Fully Booked on Any Day of the Trip
By VANESSA HARTMANN
S we are being driven through the palm oil groves of Costa Rica, my mother's head is buried in Keen's guide to Central American mollusks. My father is unsticking the clammy thin pages of a biography of Trotsky, and my brother is reading about obscure weaponry used in the Civil War. Every once in a while, a bump in the dirt road might cause them to look out at an idle herd of cattle or a ditch-digging operation. I would have a book on my lap as well if I weren't inclined toward carsickness.
We spend four days on the edge of the Corcovado forest where there are no phones or televisions and the electricity flickers. Land crabs with bulbous red claws guard their territory underneath the dressers while four-inch giant roaches keep our sheets warm, preparing to lay their eggs. During the day we snorkel and hike, and in the afternoons, as a boat takes us back to the camp, we fall silent in anticipation of our books. We had forced ourselves to leave them in the cabin for fear that they'd get wet. We walk straight to them, on the night stand, the bed, on top of the suitcase.

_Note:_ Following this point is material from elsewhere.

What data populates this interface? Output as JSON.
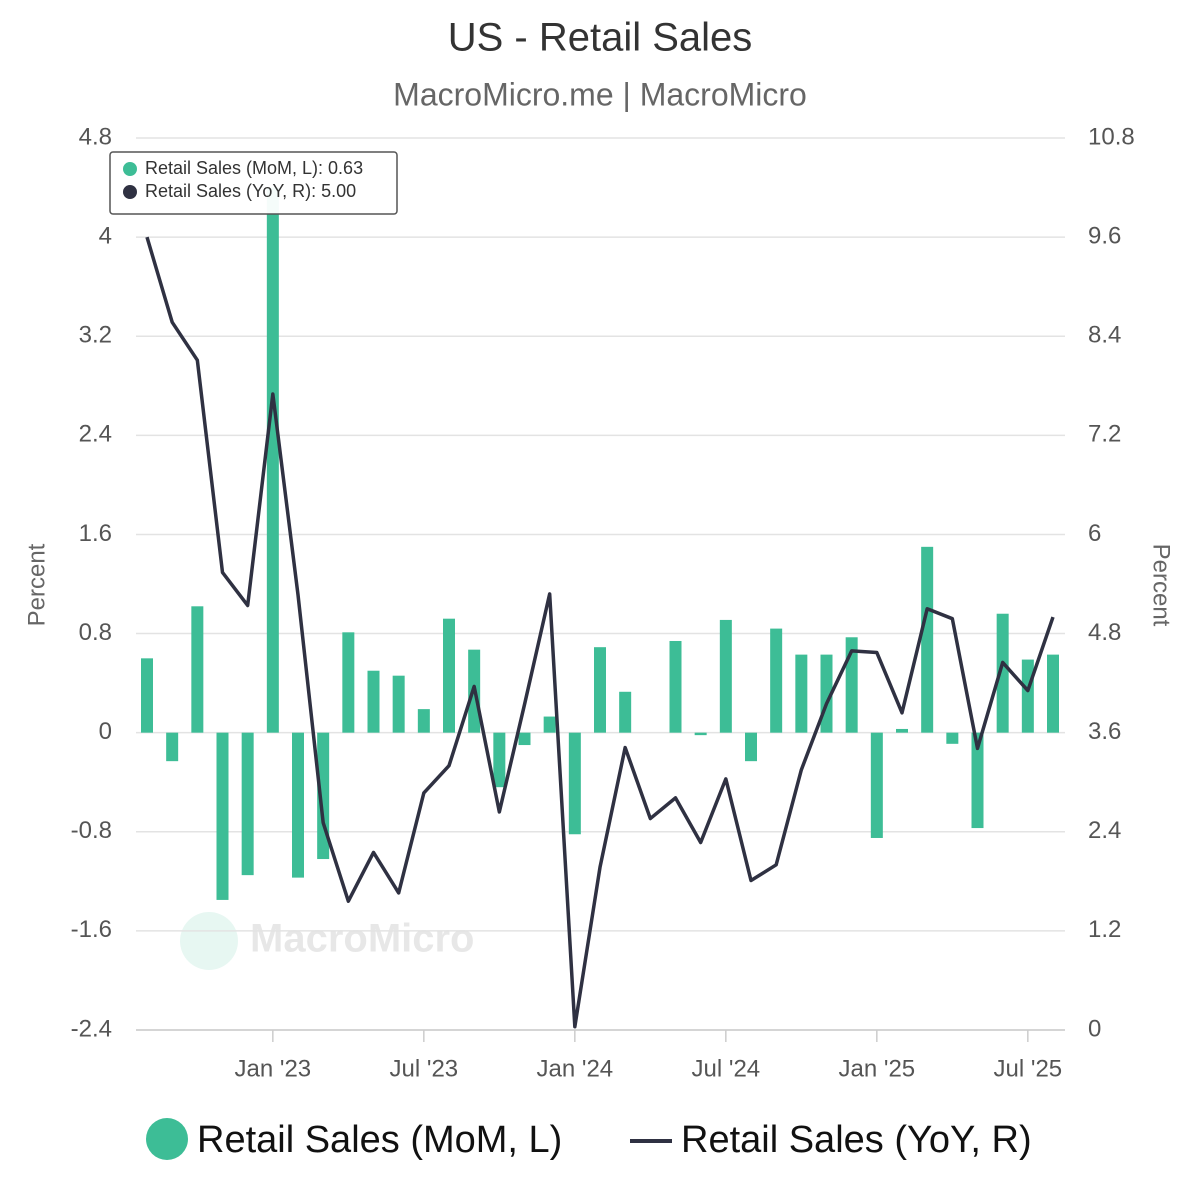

The daily summer rains give us a two-, sometimes three-hour excuse to read.
My father shows me how the pages of his Trotsky book are mildewing from the humidity, the edges turning yellow and black. Later, at home, this will remind him of our trip. He sits on the bed after checking for roaches in their screened room, gets through a few more chapters, and drifts off to sleep to the steady rhythm of a blanket of rain.
On the porch of the cabin, my mother sits with her book of Ziegler and Porreca's "Olive Shells of the World," taking notes. When the rain transforms into a thick fog, I go down to the beach to pick up olive shells and small cowries to bring back to her so she can identify them. She saves the fresher ones to photograph for the field guide she's planning to write.
I try not to read when we travel anymore because I end up visiting the book and not the place. When I see our photographs of the blue waters off the Amalfi coast, I think only of Esther in her bathtub from "The Bell Jar." A summer family reunion in Maine reminds me of the streets of St. Petersburg, a place I've never been, where Raskolnikov from "Crime and Punishment" walked in a fever. I lost Grenada to the endless card games of Stephen King's "Hearts in Atlantis." (I was younger then, and not yet a literary elitist.) I still can't help myself most of the time on this trip. I brought a Dubus collection of short stories and two Julia Alvarez novels.
We must wait for my mother to finish the last pages of Anthony Doerr's "The Shell Collector" before we leave our rooms to go to dinner. I had given it to her because I felt she needed more fiction in her life. The books she normally reads on the phylogeography of mollusks are dry and leave little to the imagination. She has taken to fiction with a zeal that stops time while the rest of us stand by the door.
I realize that when she's finished the Doerr, she'll come after my Dubus and Alvarez. I go to my suitcase to hide them, but in the process I fall into the Dubus and now the family has to wait while I see what happens in "The Fat Girl."
On every trip we take, we bring one suitcase for the multitude of books we inevitably buy along the way. However, there isn't exactly a Barnes & Noble on every turn of the trail in the Costa Rican rain forest. By the halfway point of our vacation, we had read everything we had brought with us. In the slow afternoons of rain my brother sits, playing solitaire, his baseball cap shading his eyes from the dim overhead light. Perhaps he considers reading General Grant's biography again, checking for any facts he might have missed the first time. He writes these in those black-and-white speckled notebooks in the form of quizzes, tests, and exams. In another year, he'll graduate and be looking for a job as a high school history teacher, though my parents are pretty sure that with his incessant fact cataloging, he'll be working for the C.I.A.